This article contains the following executables: ALLEY.ARC
Want to start an argument? Ask a roomful of programmers to define algorithm, then stand back and get ready to duck. Everybody, it seems, has their favorite interpretation. Robert Sedgewick defines algorithms as "methods for solving problems that are suited for computer implementation." Donald E. Knuth identifies the word's origin as the name of a Persian textbook author, "Abu Ja far Mohammed ibn Musa al-Khowarizmi." After suggesting that "an algorithm must be seen to be believed," Knuth describes an algorithm as "a finite set of rules which gives a sequence of operations for solving a specific type of problem." The Encyclopedia of Computer Science and Engineering wins the prize for brevity, calling an algorithm simply a "method of solution."

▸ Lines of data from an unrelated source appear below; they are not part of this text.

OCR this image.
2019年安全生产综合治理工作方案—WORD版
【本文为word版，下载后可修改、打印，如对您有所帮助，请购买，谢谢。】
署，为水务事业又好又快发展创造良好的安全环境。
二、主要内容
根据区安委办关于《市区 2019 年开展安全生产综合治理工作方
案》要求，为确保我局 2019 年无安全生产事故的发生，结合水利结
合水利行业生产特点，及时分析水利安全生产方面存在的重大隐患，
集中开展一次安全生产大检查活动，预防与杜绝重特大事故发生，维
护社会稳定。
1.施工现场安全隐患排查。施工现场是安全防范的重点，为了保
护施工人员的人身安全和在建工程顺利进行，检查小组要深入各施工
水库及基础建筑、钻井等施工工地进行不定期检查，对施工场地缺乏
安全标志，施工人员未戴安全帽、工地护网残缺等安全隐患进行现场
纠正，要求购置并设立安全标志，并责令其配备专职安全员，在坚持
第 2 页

I like that one best--it's as neat as a paper clip. No definition, however, will convince some programmers that algorithms are more than just academic exercises. Real programmers don't study algorithms, critics might say; real programmers just wing it. That's the view I aim to counter in this column, "Algorithm Alley." Studying algorithms is a great way to improve your programming skills while building a personal library of problem-solving tools. Implementing them can also be challenging and fun. Each month I'll present one or more algorithms, showing their inner workings in pseudocode, focusing on practical applications and problem solving, and listing example programs in Pascal.
Why Pascal? Several reasons. Pascal is widely available--most programmers have a Pascal compiler hanging around. Pascal is algorithmic in nature--algorithms and their implementations resemble one another. Pascal programs are easily ported to other languages--whether you program in C, C++, Basic, assembly language, or object-oriented Awk (just kidding), you can use the algorithms in this column. This is not a column about programming in Pascal. It's a column about programming with algorithms, illustrated using Pascal.
You might think of me as DDJ's algorithm gourmet. I dish out the recipes; it's up to you to cook the turkey and season the sauce. If you can do it better, let me know. If you want to provide detailed analysis of an algorithm or suggest a new one to cover, be my guest. Go ahead, show me your code. Together, perhaps we'll both learn some savory techniques.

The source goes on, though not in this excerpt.